From a post drug testing payment review prospective, an order from a non-qualified person (i.e. lab technician, front office personnel, sales rep), or one lacking the documentation required to verify that the billed tests were specifically ordered and medical necessary and reasonable may result in overpayment.

All documentation must be maintained in the patient's medical record and available to the contractor upon request. The following additional documentation requirements apply:

  1. Every page of the record must be legible and include appropriate patient identification information (e.g., complete name, dates of service(s)). The record must include the identity of the physician or non-physician practitioner responsible for and providing the care of the patient
  2. The submitted medical record should support the use of the selected ICD-9-CM/ICD-10- CM code(s). The submitted CPT/HCPCS code should accurately describe the service performed.
  3. Medical record documentation (e.g., history and physical, progress notes) maintained by the ordering physician/treating physician must indicate the medical necessity for performing a qualitative drug test.
    • The treatment agreement (sometimes called a "contract") notifying the patient of his or her responsibility to provide urine/serum samples upon request is not sufficient by itself to support medical necessity.
    • The treating provider performing in-office/onsite POCT should use a CLIA-waived device or CLIA-approved test (FDA cleared/approved) containing specimen validity components to measure pH, specific gravity and temperature. Results of the drug test must be read according to the manufacturer's instructions. Specimen validity is not a covered service and should be used as a quality control measure to ensure a valid specimen. If the treating provider has a concern about the validity of the specimen, the provider should document these concerns and take steps to obtain a valid specimen for testing. Inability to obtain a valid specimen should be factored into the ongoing management of the patient.
    • Patient drug testing should be conducted and reviewed prior to the initial issuance or dispensing of a controlled substance prescription.
  4. Clinicians should exercise caution when relying on customized test panels and standing orders and ensure that medical necessity exists for the testing of all drugs/drug classes within the panel. Failure to back up customized test panels with medical necessity information for each individual patient and for each of the drug test panels ordered will be considered "routine test orders" and are excluded from coverage, resulting in the denial of the claim, audit, and/or overpayment request, among other program means for enforcing this policy.

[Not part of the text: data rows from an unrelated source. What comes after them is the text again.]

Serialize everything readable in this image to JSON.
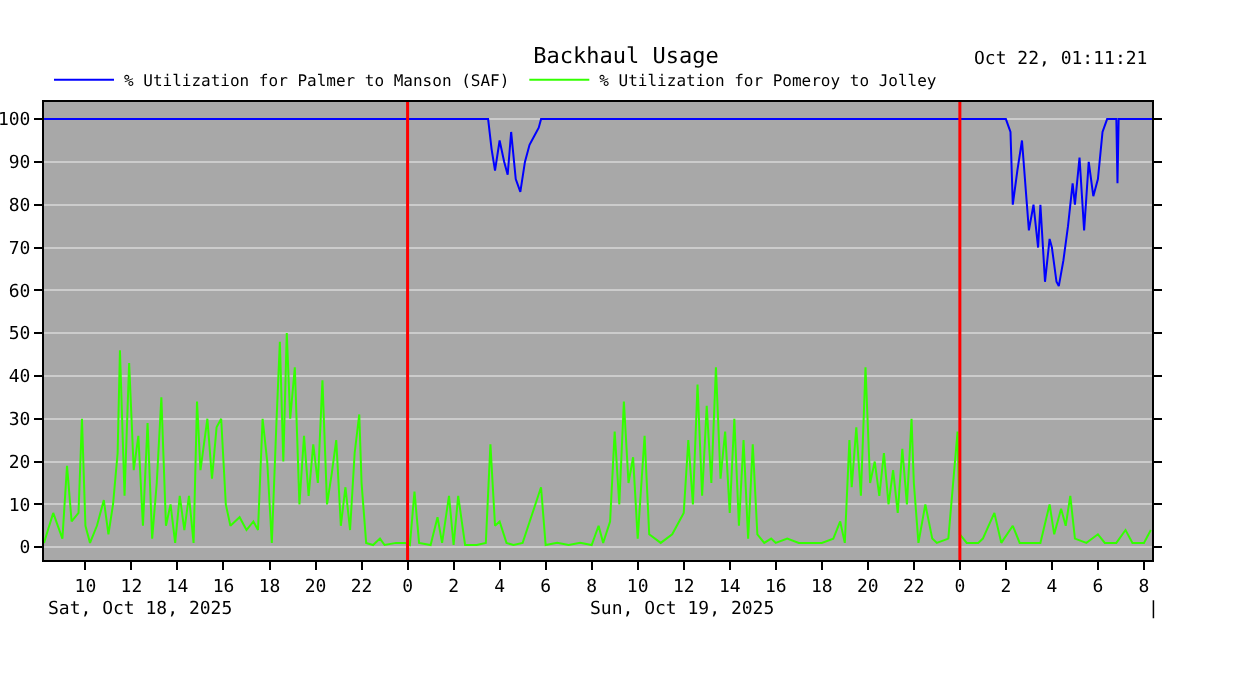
{
  "chart_data": {
    "type": "line",
    "title": "Backhaul Usage",
    "annotations": [
      "Oct 22, 01:11:21",
      "Sat, Oct 18, 2025",
      "Sun, Oct 19, 2025",
      "|"
    ],
    "xlim": [
      "2025-10-18T08:12",
      "2025-10-20T08:21"
    ],
    "xticks": [
      {
        "value": "2025-10-18T10:00",
        "label": "10"
      },
      {
        "value": "2025-10-18T12:00",
        "label": "12"
      },
      {
        "value": "2025-10-18T14:00",
        "label": "14"
      },
      {
        "value": "2025-10-18T16:00",
        "label": "16"
      },
      {
        "value": "2025-10-18T18:00",
        "label": "18"
      },
      {
        "value": "2025-10-18T20:00",
        "label": "20"
      },
      {
        "value": "2025-10-18T22:00",
        "label": "22"
      },
      {
        "value": "2025-10-19T00:00",
        "label": "0"
      },
      {
        "value": "2025-10-19T02:00",
        "label": "2"
      },
      {
        "value": "2025-10-19T04:00",
        "label": "4"
      },
      {
        "value": "2025-10-19T06:00",
        "label": "6"
      },
      {
        "value": "2025-10-19T08:00",
        "label": "8"
      },
      {
        "value": "2025-10-19T10:00",
        "label": "10"
      },
      {
        "value": "2025-10-19T12:00",
        "label": "12"
      },
      {
        "value": "2025-10-19T14:00",
        "label": "14"
      },
      {
        "value": "2025-10-19T16:00",
        "label": "16"
      },
      {
        "value": "2025-10-19T18:00",
        "label": "18"
      },
      {
        "value": "2025-10-19T20:00",
        "label": "20"
      },
      {
        "value": "2025-10-19T22:00",
        "label": "22"
      },
      {
        "value": "2025-10-20T00:00",
        "label": "0"
      },
      {
        "value": "2025-10-20T02:00",
        "label": "2"
      },
      {
        "value": "2025-10-20T04:00",
        "label": "4"
      },
      {
        "value": "2025-10-20T06:00",
        "label": "6"
      },
      {
        "value": "2025-10-20T08:00",
        "label": "8"
      }
    ],
    "ylim": [
      -3,
      104
    ],
    "yticks": [
      0,
      10,
      20,
      30,
      40,
      50,
      60,
      70,
      80,
      90,
      100
    ],
    "grid": "y",
    "legend": "top left",
    "marker": "none",
    "line_style": "solid",
    "ref_lines": [
      {
        "axis": "x",
        "value": "2025-10-19T00:00",
        "color": "#ff0000"
      },
      {
        "axis": "x",
        "value": "2025-10-20T00:00",
        "color": "#ff0000"
      }
    ],
    "series": [
      {
        "name": "% Utilization for Palmer to Manson (SAF)",
        "color": "#0000ff",
        "x": [
          "2025-10-18T08:12",
          "2025-10-19T03:30",
          "2025-10-19T03:39",
          "2025-10-19T03:48",
          "2025-10-19T04:00",
          "2025-10-19T04:12",
          "2025-10-19T04:21",
          "2025-10-19T04:30",
          "2025-10-19T04:42",
          "2025-10-19T04:54",
          "2025-10-19T05:06",
          "2025-10-19T05:18",
          "2025-10-19T05:30",
          "2025-10-19T05:42",
          "2025-10-19T05:48",
          "2025-10-20T02:00",
          "2025-10-20T02:12",
          "2025-10-20T02:18",
          "2025-10-20T02:30",
          "2025-10-20T02:42",
          "2025-10-20T02:54",
          "2025-10-20T03:00",
          "2025-10-20T03:12",
          "2025-10-20T03:24",
          "2025-10-20T03:30",
          "2025-10-20T03:42",
          "2025-10-20T03:54",
          "2025-10-20T04:00",
          "2025-10-20T04:12",
          "2025-10-20T04:18",
          "2025-10-20T04:30",
          "2025-10-20T04:42",
          "2025-10-20T04:54",
          "2025-10-20T05:00",
          "2025-10-20T05:12",
          "2025-10-20T05:24",
          "2025-10-20T05:36",
          "2025-10-20T05:48",
          "2025-10-20T06:00",
          "2025-10-20T06:12",
          "2025-10-20T06:24",
          "2025-10-20T06:48",
          "2025-10-20T06:51",
          "2025-10-20T06:54",
          "2025-10-20T08:21"
        ],
        "values": [
          100,
          100,
          93,
          88,
          95,
          90,
          87,
          97,
          86,
          83,
          90,
          94,
          96,
          98,
          100,
          100,
          97,
          80,
          88,
          95,
          81,
          74,
          80,
          70,
          80,
          62,
          72,
          70,
          62,
          61,
          67,
          75,
          85,
          80,
          91,
          74,
          90,
          82,
          86,
          97,
          100,
          100,
          85,
          100,
          100
        ]
      },
      {
        "name": "% Utilization for Pomeroy to Jolley",
        "color": "#33ff00",
        "x": [
          "2025-10-18T08:12",
          "2025-10-18T08:36",
          "2025-10-18T09:00",
          "2025-10-18T09:12",
          "2025-10-18T09:24",
          "2025-10-18T09:42",
          "2025-10-18T09:51",
          "2025-10-18T10:00",
          "2025-10-18T10:12",
          "2025-10-18T10:30",
          "2025-10-18T10:48",
          "2025-10-18T11:00",
          "2025-10-18T11:12",
          "2025-10-18T11:24",
          "2025-10-18T11:30",
          "2025-10-18T11:42",
          "2025-10-18T11:54",
          "2025-10-18T12:06",
          "2025-10-18T12:18",
          "2025-10-18T12:30",
          "2025-10-18T12:42",
          "2025-10-18T12:54",
          "2025-10-18T13:06",
          "2025-10-18T13:18",
          "2025-10-18T13:30",
          "2025-10-18T13:42",
          "2025-10-18T13:54",
          "2025-10-18T14:06",
          "2025-10-18T14:18",
          "2025-10-18T14:30",
          "2025-10-18T14:42",
          "2025-10-18T14:51",
          "2025-10-18T15:00",
          "2025-10-18T15:18",
          "2025-10-18T15:30",
          "2025-10-18T15:42",
          "2025-10-18T15:54",
          "2025-10-18T16:06",
          "2025-10-18T16:18",
          "2025-10-18T16:42",
          "2025-10-18T17:00",
          "2025-10-18T17:18",
          "2025-10-18T17:30",
          "2025-10-18T17:42",
          "2025-10-18T17:54",
          "2025-10-18T18:06",
          "2025-10-18T18:18",
          "2025-10-18T18:27",
          "2025-10-18T18:36",
          "2025-10-18T18:45",
          "2025-10-18T18:54",
          "2025-10-18T19:06",
          "2025-10-18T19:18",
          "2025-10-18T19:30",
          "2025-10-18T19:42",
          "2025-10-18T19:54",
          "2025-10-18T20:06",
          "2025-10-18T20:18",
          "2025-10-18T20:30",
          "2025-10-18T20:42",
          "2025-10-18T20:54",
          "2025-10-18T21:06",
          "2025-10-18T21:18",
          "2025-10-18T21:30",
          "2025-10-18T21:42",
          "2025-10-18T21:54",
          "2025-10-18T22:00",
          "2025-10-18T22:12",
          "2025-10-18T22:30",
          "2025-10-18T22:48",
          "2025-10-18T23:00",
          "2025-10-18T23:30",
          "2025-10-18T23:54",
          "2025-10-19T00:06",
          "2025-10-19T00:18",
          "2025-10-19T00:30",
          "2025-10-19T01:00",
          "2025-10-19T01:18",
          "2025-10-19T01:30",
          "2025-10-19T01:48",
          "2025-10-19T02:00",
          "2025-10-19T02:12",
          "2025-10-19T02:30",
          "2025-10-19T03:00",
          "2025-10-19T03:24",
          "2025-10-19T03:36",
          "2025-10-19T03:48",
          "2025-10-19T04:00",
          "2025-10-19T04:18",
          "2025-10-19T04:36",
          "2025-10-19T05:00",
          "2025-10-19T05:48",
          "2025-10-19T06:00",
          "2025-10-19T06:30",
          "2025-10-19T07:00",
          "2025-10-19T07:30",
          "2025-10-19T08:00",
          "2025-10-19T08:18",
          "2025-10-19T08:30",
          "2025-10-19T08:48",
          "2025-10-19T09:00",
          "2025-10-19T09:12",
          "2025-10-19T09:24",
          "2025-10-19T09:36",
          "2025-10-19T09:48",
          "2025-10-19T10:00",
          "2025-10-19T10:18",
          "2025-10-19T10:30",
          "2025-10-19T11:00",
          "2025-10-19T11:30",
          "2025-10-19T11:48",
          "2025-10-19T12:00",
          "2025-10-19T12:12",
          "2025-10-19T12:24",
          "2025-10-19T12:36",
          "2025-10-19T12:48",
          "2025-10-19T13:00",
          "2025-10-19T13:12",
          "2025-10-19T13:24",
          "2025-10-19T13:36",
          "2025-10-19T13:48",
          "2025-10-19T14:00",
          "2025-10-19T14:12",
          "2025-10-19T14:24",
          "2025-10-19T14:36",
          "2025-10-19T14:48",
          "2025-10-19T15:00",
          "2025-10-19T15:12",
          "2025-10-19T15:30",
          "2025-10-19T15:48",
          "2025-10-19T16:00",
          "2025-10-19T16:30",
          "2025-10-19T17:00",
          "2025-10-19T17:30",
          "2025-10-19T18:00",
          "2025-10-19T18:30",
          "2025-10-19T18:48",
          "2025-10-19T19:00",
          "2025-10-19T19:12",
          "2025-10-19T19:18",
          "2025-10-19T19:30",
          "2025-10-19T19:42",
          "2025-10-19T19:54",
          "2025-10-19T20:06",
          "2025-10-19T20:18",
          "2025-10-19T20:30",
          "2025-10-19T20:42",
          "2025-10-19T20:54",
          "2025-10-19T21:06",
          "2025-10-19T21:18",
          "2025-10-19T21:30",
          "2025-10-19T21:42",
          "2025-10-19T21:54",
          "2025-10-19T22:00",
          "2025-10-19T22:12",
          "2025-10-19T22:30",
          "2025-10-19T22:48",
          "2025-10-19T23:00",
          "2025-10-19T23:30",
          "2025-10-19T23:54",
          "2025-10-20T00:00",
          "2025-10-20T00:18",
          "2025-10-20T00:48",
          "2025-10-20T01:00",
          "2025-10-20T01:30",
          "2025-10-20T01:48",
          "2025-10-20T02:18",
          "2025-10-20T02:36",
          "2025-10-20T03:00",
          "2025-10-20T03:30",
          "2025-10-20T03:54",
          "2025-10-20T04:06",
          "2025-10-20T04:24",
          "2025-10-20T04:36",
          "2025-10-20T04:48",
          "2025-10-20T05:00",
          "2025-10-20T05:30",
          "2025-10-20T06:00",
          "2025-10-20T06:18",
          "2025-10-20T06:48",
          "2025-10-20T07:12",
          "2025-10-20T07:30",
          "2025-10-20T08:00",
          "2025-10-20T08:18"
        ],
        "values": [
          1,
          8,
          2,
          19,
          6,
          8,
          30,
          5,
          1,
          5,
          11,
          3,
          10,
          22,
          46,
          12,
          43,
          18,
          26,
          5,
          29,
          2,
          15,
          35,
          5,
          10,
          1,
          12,
          4,
          12,
          1,
          34,
          18,
          30,
          16,
          28,
          30,
          10,
          5,
          7,
          4,
          6,
          4,
          30,
          20,
          1,
          29,
          48,
          20,
          50,
          30,
          42,
          10,
          26,
          12,
          24,
          15,
          39,
          10,
          17,
          25,
          5,
          14,
          4,
          22,
          31,
          15,
          1,
          0.5,
          2,
          0.5,
          1,
          1,
          0.5,
          13,
          1,
          0.5,
          7,
          1,
          12,
          0.5,
          12,
          0.5,
          0.5,
          1,
          24,
          5,
          6,
          1,
          0.5,
          1,
          14,
          0.5,
          1,
          0.5,
          1,
          0.5,
          5,
          1,
          6,
          27,
          10,
          34,
          15,
          21,
          2,
          26,
          3,
          1,
          3,
          6,
          8,
          25,
          10,
          38,
          12,
          33,
          15,
          42,
          16,
          27,
          8,
          30,
          5,
          25,
          2,
          24,
          3,
          1,
          2,
          1,
          2,
          1,
          1,
          1,
          2,
          6,
          1,
          25,
          14,
          28,
          12,
          42,
          15,
          20,
          12,
          22,
          10,
          18,
          8,
          23,
          10,
          30,
          15,
          1,
          10,
          2,
          1,
          2,
          27,
          3,
          1,
          1,
          2,
          8,
          1,
          5,
          1,
          1,
          1,
          10,
          3,
          9,
          5,
          12,
          2,
          1,
          3,
          1,
          1,
          4,
          1,
          1,
          4
        ]
      }
    ]
  }
}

  5. If the provider of the service is other than the ordering/referring physician, that provider must maintain hard copy documentation of the lab results, along with copies of the ordering/referring physician's order for the qualitative drug test. The physician must include the clinical indication/medical necessity in the order for the for the qualitative drug test.
  6. Multiple ICD-9/ICD-10 codes should be assigned according to the individual patient case and used to justify the ordered testing. If the provider of the service is other than the ordering or referring physician, that provider must maintain hard copy documentation of the lab results, along with copies of the ordering/referring physician's order for the drug test. The ordering or referring physician must include the clinical indication/medical necessity in the order for the drug test. By being aware of the increased scrutiny and being proactive with your documentation, we hope your incidents of denials will be ZERO.